I have been kind of shaky and vulnerable the last few days and the small daily challenges that wouldn’t be that big a deal if I weren’t recovering from surgery have seemed overwhelming.
Out of the blue a few weeks ago my bank sent me a new card telling me that one of the merchants I use regularly had been compromised without telling me which one. I was busy and distracted and didn’t activate it right away and on Friday night after once again showing up for class and having no students I went to the local grocery to pick up just a few things on the way home.
This pretty college student in front of me in line was a ditz and taking forever doing multiple transactions (she forgot her ID and then needed cash)…and flirting with the young male cashier and I got all flustered because I was tired and then when I finally get up to pay for my stuff my card wouldn’t work. No explanation, it just canceled my transaction.
I was very aware of the people behind me in line, having also waited for the pretty ditz. I tried like five different ways; I only had the one card and not enough cash. It was a $15 purchase. Not big. I kept saying…but there is nothing wrong with my card…
Crying right then seemed an option. My face was still swollen and I looked a bit like I had had a stroke.
I asked the checker if he could hold onto the stuff, that I would walk to the cash machine (I had been hearing about the cyber attacks on the news) and come back and he seemed dubious but said yes.
So I hiked down to the cash machine and well, you guessed it, no deal. It just canceled the transaction. By now I am sweating in my rain gear and even more tired and frazzled and feeling sorry for myself.
I walked home and logged onto my bank and there was no notice, no info, nada, la la la everything is fine. I grabbed some cash and took a look at myself in the mirror and realized to my horror that I had blood crusted around the side of my mouth from this oozing I was having then from the surgery.
All cleaned up I took all my class stuff out of my pack, and went back out with my cash and took a bus back to the store and the checker was just closing his check stand for a break but my stuff was still there! Except for the ice cream that hey had put back. A guy actually went and got that for me. They were very nice and that touched me. Then I walked home…again.
The next morning I activated my new (not asked for) card.
And the next morning PayPal sent me a notice that a scheduled transaction did not go through and so I went onto that site and changed my bank card info and a half an hour later an unauthorized charge from a spa In Aruba in Euros came through on my account.

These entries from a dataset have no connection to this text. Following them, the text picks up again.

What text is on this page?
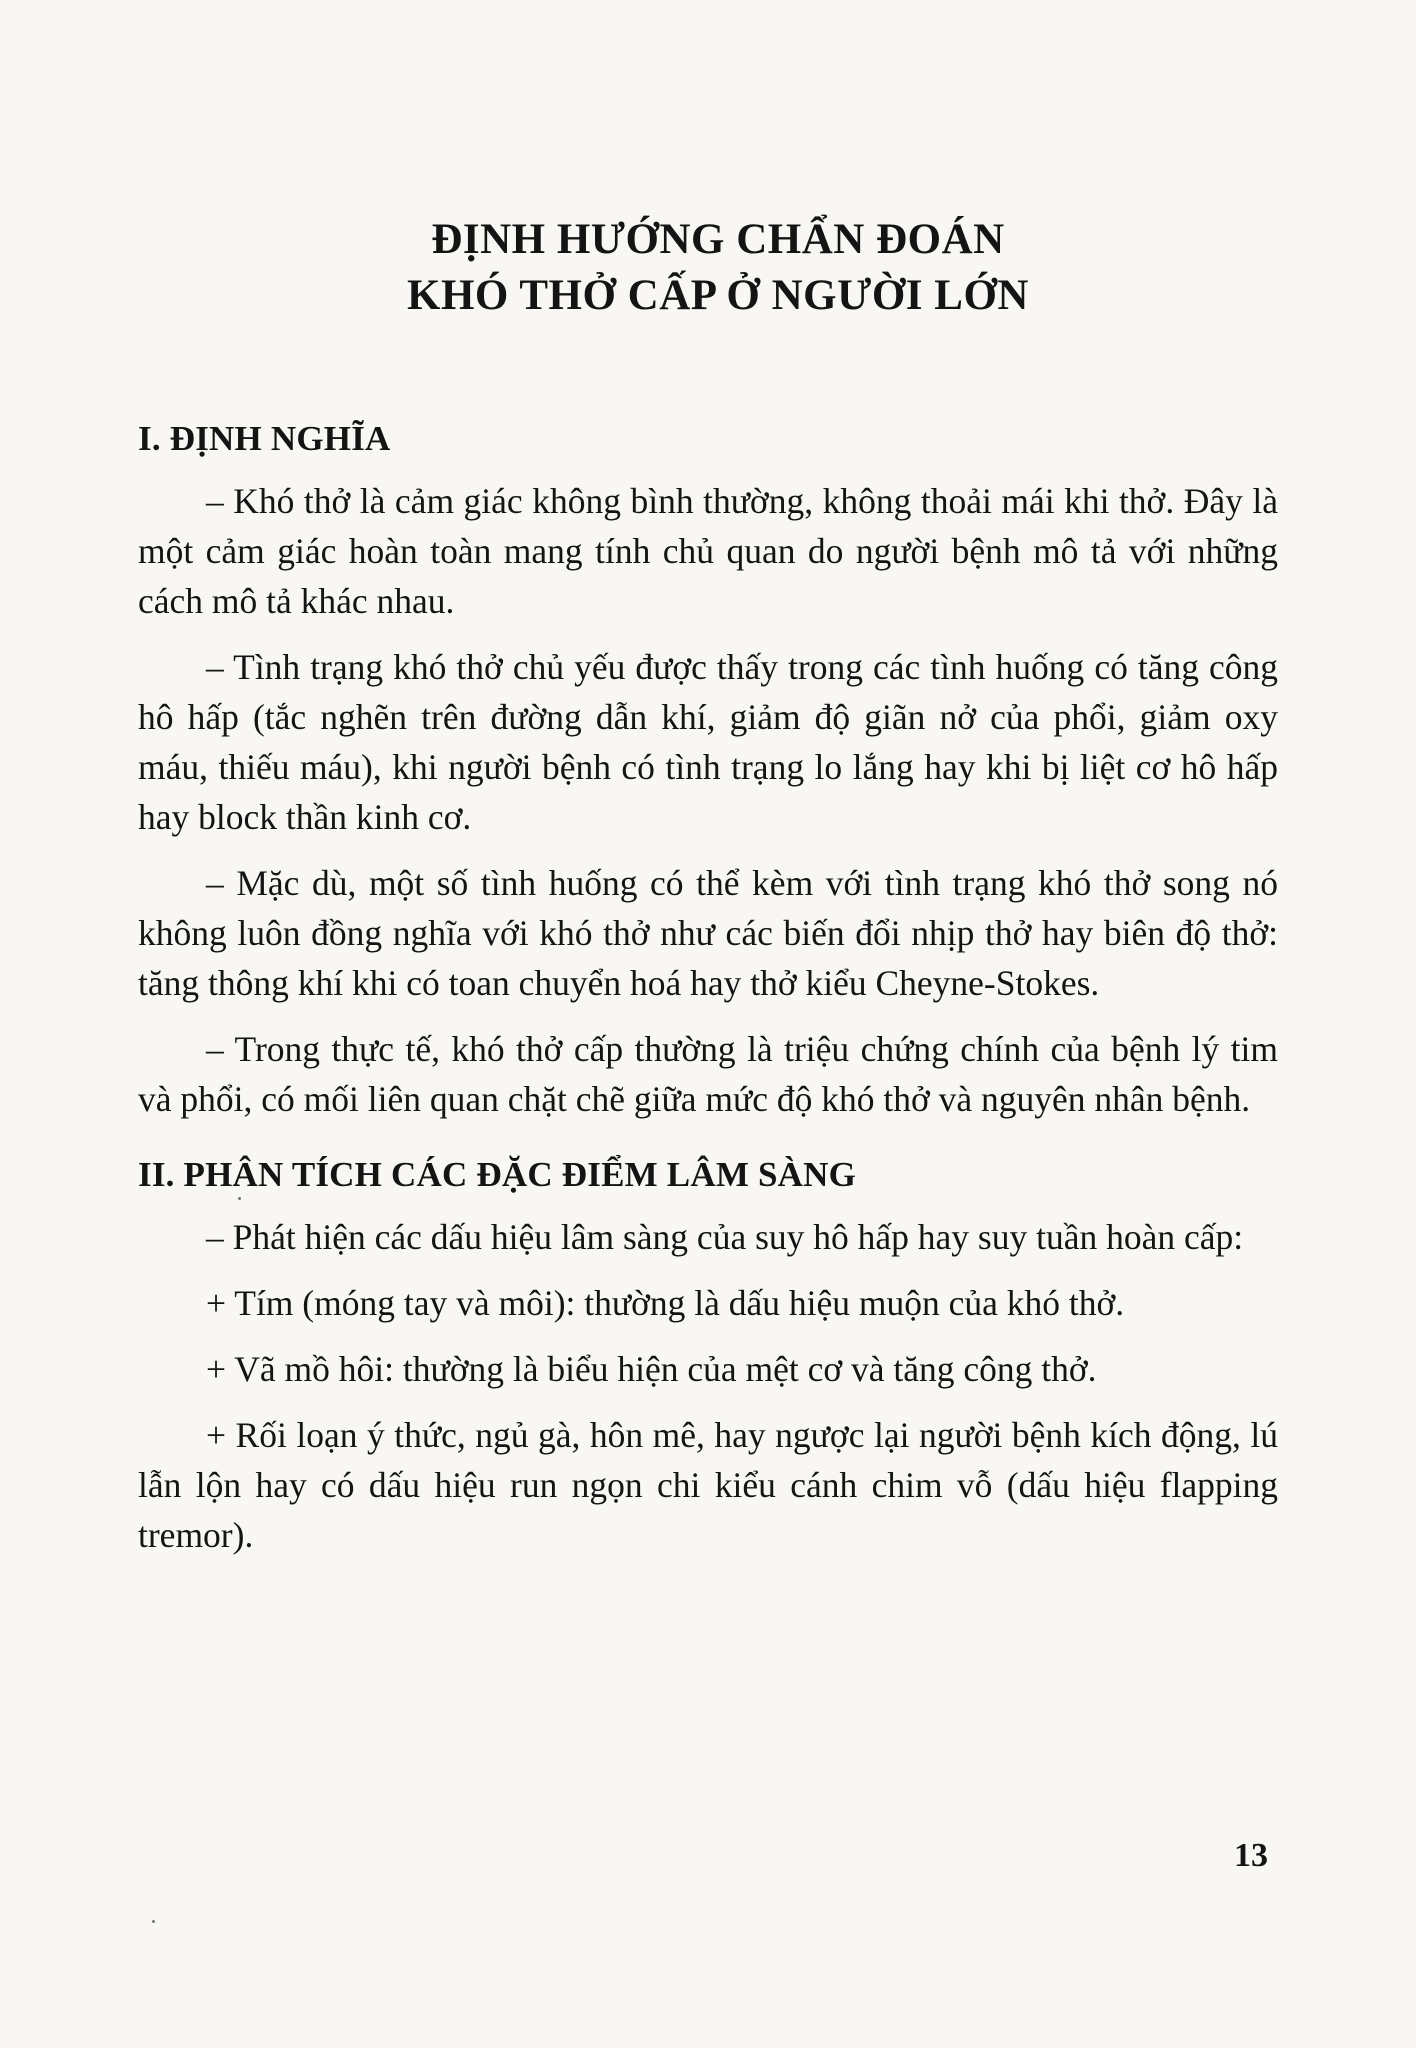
ĐỊNH HƯỚNG CHẨN ĐOÁN
KHÓ THỞ CẤP Ở NGƯỜI LỚN
I. ĐỊNH NGHĨA

– Khó thở là cảm giác không bình thường, không thoải mái khi thở. Đây là một cảm giác hoàn toàn mang tính chủ quan do người bệnh mô tả với những cách mô tả khác nhau.

– Tình trạng khó thở chủ yếu được thấy trong các tình huống có tăng công hô hấp (tắc nghẽn trên đường dẫn khí, giảm độ giãn nở của phổi, giảm oxy máu, thiếu máu), khi người bệnh có tình trạng lo lắng hay khi bị liệt cơ hô hấp hay block thần kinh cơ.

– Mặc dù, một số tình huống có thể kèm với tình trạng khó thở song nó không luôn đồng nghĩa với khó thở như các biến đổi nhịp thở hay biên độ thở: tăng thông khí khi có toan chuyển hoá hay thở kiểu Cheyne-Stokes.

– Trong thực tế, khó thở cấp thường là triệu chứng chính của bệnh lý tim và phổi, có mối liên quan chặt chẽ giữa mức độ khó thở và nguyên nhân bệnh.

II. PHÂN TÍCH CÁC ĐẶC ĐIỂM LÂM SÀNG

– Phát hiện các dấu hiệu lâm sàng của suy hô hấp hay suy tuần hoàn cấp:

+ Tím (móng tay và môi): thường là dấu hiệu muộn của khó thở.

+ Vã mồ hôi: thường là biểu hiện của mệt cơ và tăng công thở.

+ Rối loạn ý thức, ngủ gà, hôn mê, hay ngược lại người bệnh kích động, lú lẫn lộn hay có dấu hiệu run ngọn chi kiểu cánh chim vỗ (dấu hiệu flapping tremor).

13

It took two hours to get that fixed that included an alarming call with a customer service rep at my bank that I waited 20 minutes (20 minutes!) on hold to talk to. This is something I will be talking to my congressperson about (as if he didn’t have enough to deal with considering our president is actually a six year old bully and braggart).

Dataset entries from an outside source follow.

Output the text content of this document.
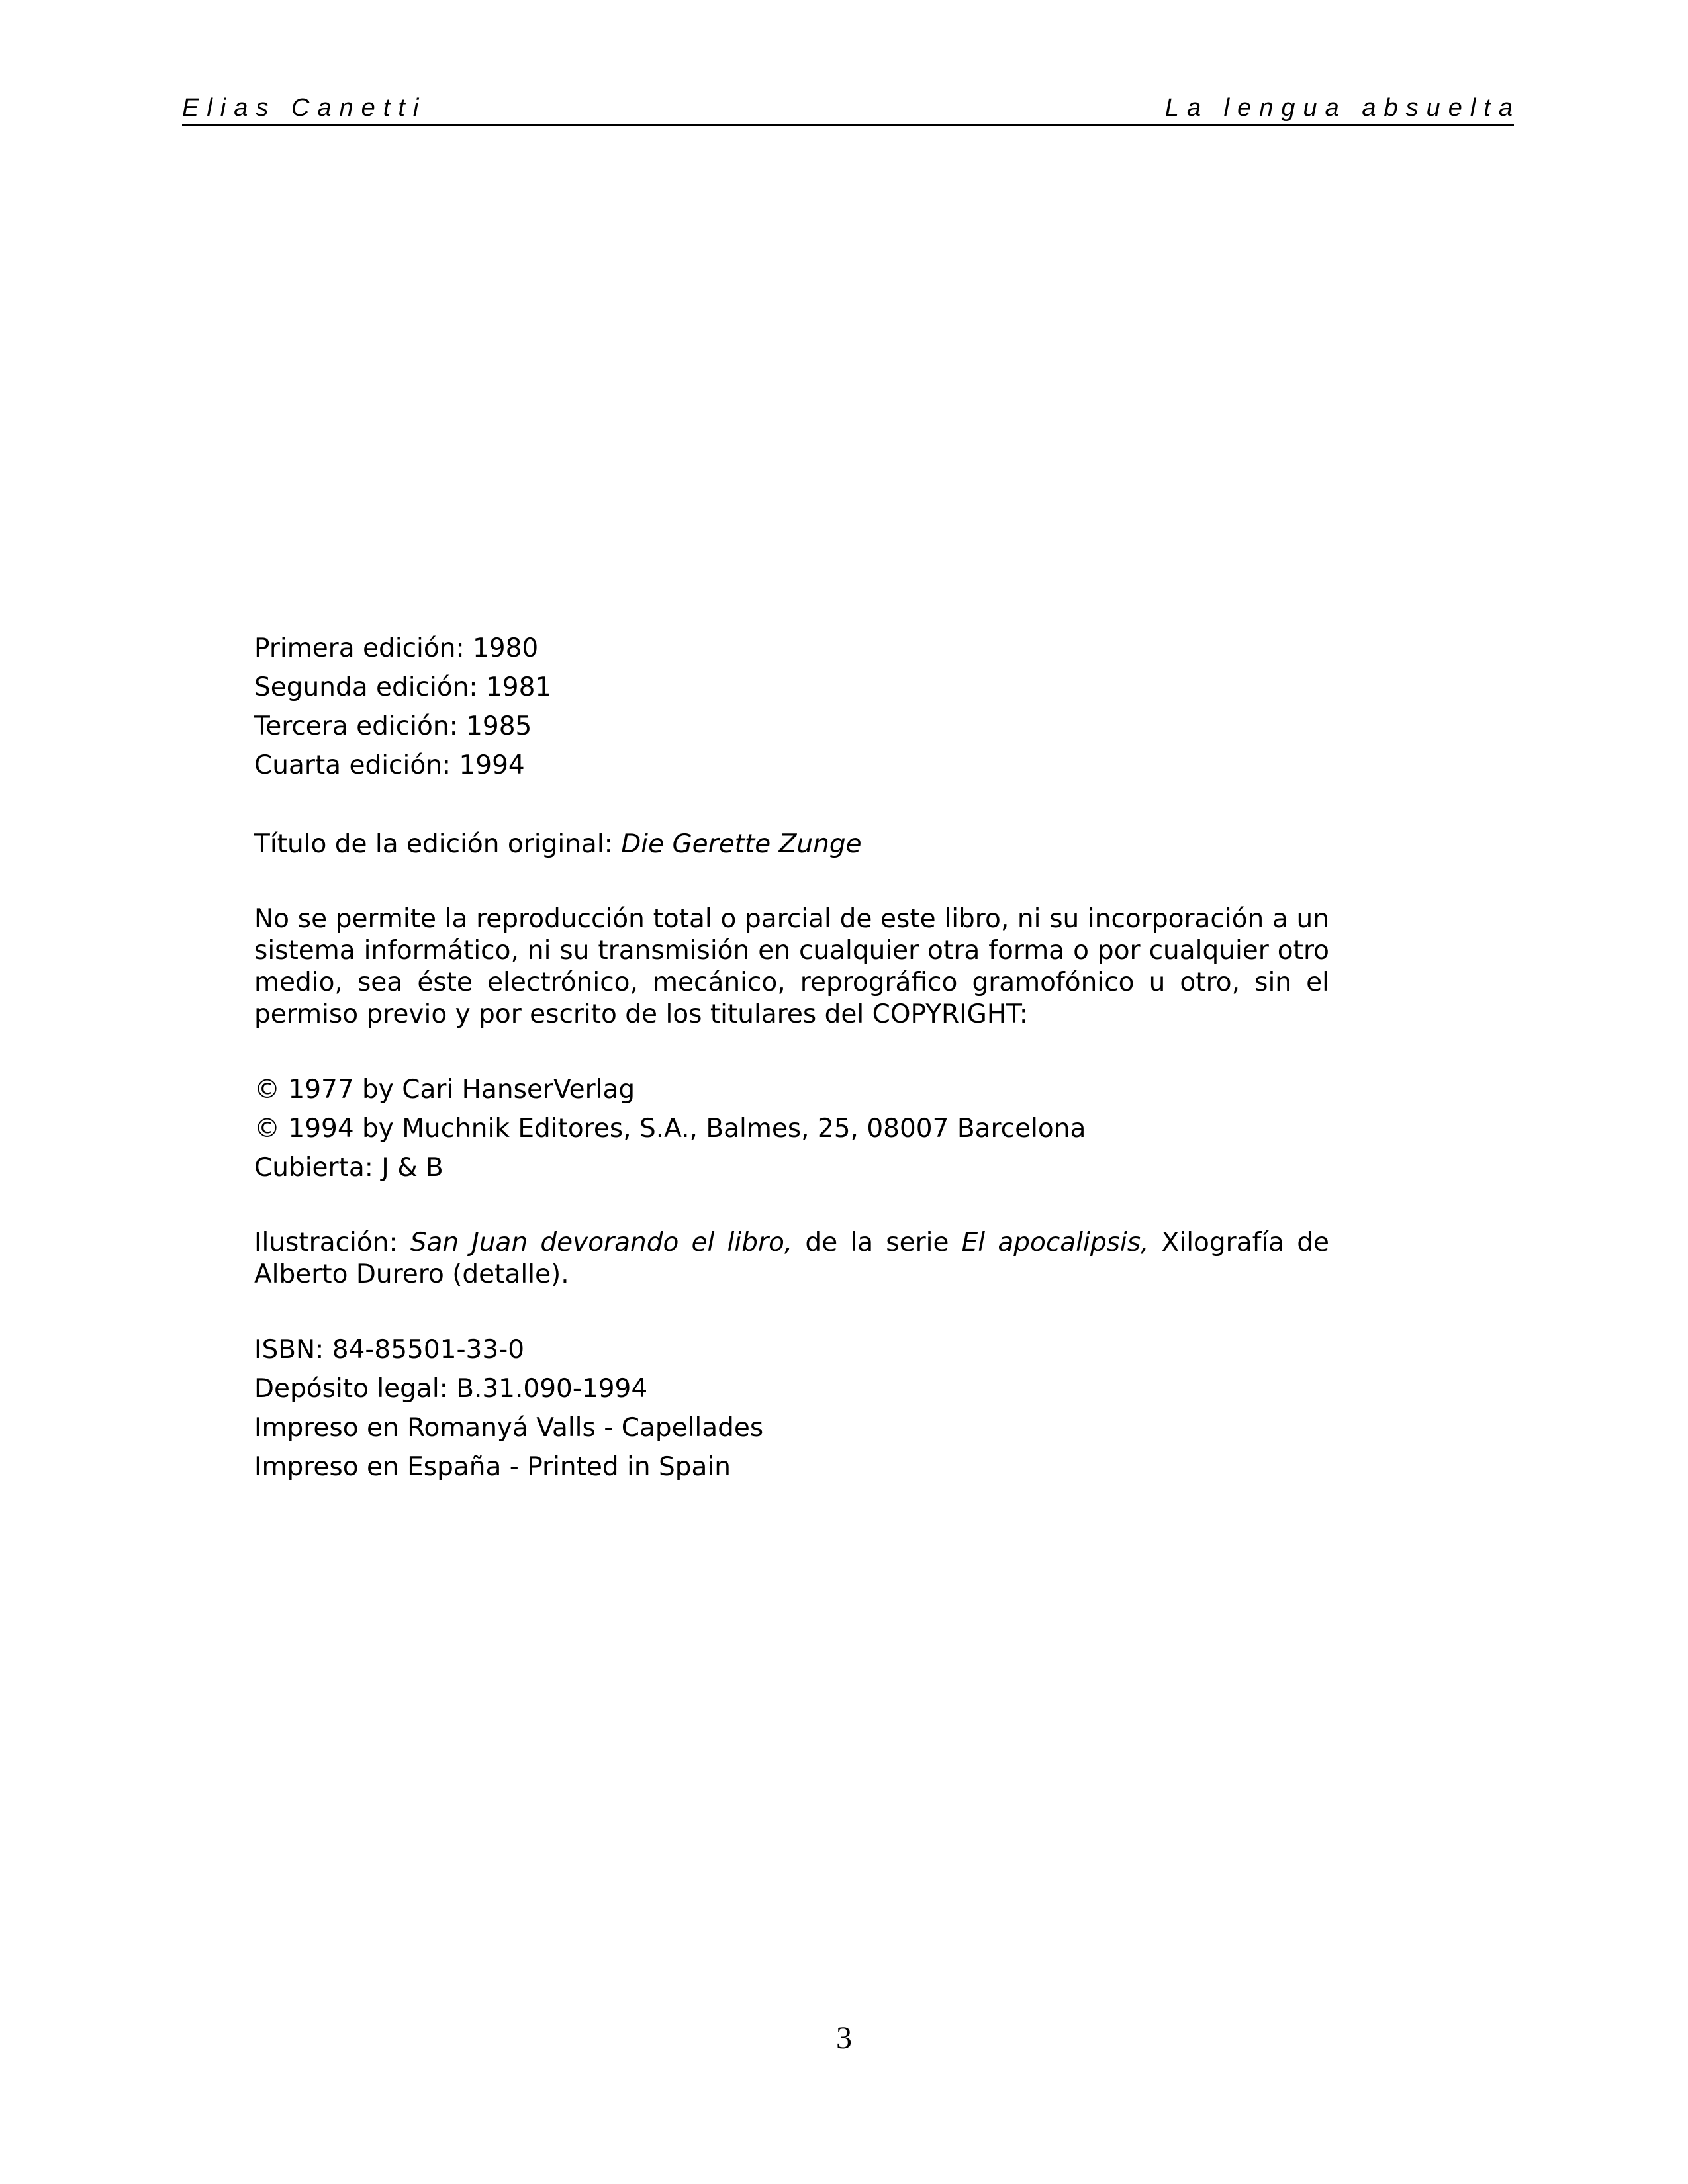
Elias Canetti	La lengua absuelta
Primera edición: 1980
Segunda edición: 1981
Tercera edición: 1985
Cuarta edición: 1994
Título de la edición original: Die Gerette Zunge
No se permite la reproducción total o parcial de este libro, ni su incorporación a un sistema informático, ni su transmisión en cualquier otra forma o por cualquier otro medio, sea éste electrónico, mecánico, reprográfico gramofónico u otro, sin el permiso previo y por escrito de los titulares del COPYRIGHT:
© 1977 by Cari HanserVerlag
© 1994 by Muchnik Editores, S.A., Balmes, 25, 08007 Barcelona
Cubierta: J & B
Ilustración: San Juan devorando el libro, de la serie El apocalipsis, Xilografía de Alberto Durero (detalle).
ISBN: 84-85501-33-0
Depósito legal: B.31.090-1994
Impreso en Romanyá Valls - Capellades
Impreso en España - Printed in Spain
3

So last night after a lovely class with happy appreciative students I went to the same store with cash and there was a black man in line in front of me, a nice guy buying things for dinner, he had on some very stylin’ shoes I noticed. The checker rang up his purchase and the same thing happened to him.

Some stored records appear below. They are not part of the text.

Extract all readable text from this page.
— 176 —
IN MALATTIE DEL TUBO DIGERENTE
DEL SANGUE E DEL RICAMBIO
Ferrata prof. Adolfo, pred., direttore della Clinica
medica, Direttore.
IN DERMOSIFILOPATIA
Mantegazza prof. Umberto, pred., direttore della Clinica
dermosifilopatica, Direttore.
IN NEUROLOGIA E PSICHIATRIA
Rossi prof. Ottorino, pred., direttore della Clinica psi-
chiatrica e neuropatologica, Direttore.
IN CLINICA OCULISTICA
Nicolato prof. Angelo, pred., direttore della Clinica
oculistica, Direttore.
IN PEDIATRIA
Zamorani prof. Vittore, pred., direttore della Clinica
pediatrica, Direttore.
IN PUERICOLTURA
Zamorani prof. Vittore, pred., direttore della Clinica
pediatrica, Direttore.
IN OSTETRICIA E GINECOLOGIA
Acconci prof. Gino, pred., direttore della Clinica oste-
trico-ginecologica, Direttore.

Now this is a black man in America at a time when as a class of people he has been so disempowered and he didn’t argue, he didn’t try to fix it, he was very calm and just said okay and left. Quickly, quietly and unobtrusively.
My heart was just aching for him because I know he had to be angry, frustrated and humiliated just trying to do a $10 transaction and buy himself some dinner.
After I got through the line I saw him outside on his cell phone. I told him the same thing had happened to me on Friday, that I thought the store had been hacked and that I was sorry and that the situation, well, sucked.
I wonder if India knows what they are getting into with their demonetization and forcing everybody to handle their finances electronically…
A world of personal struggle with the simplest of things.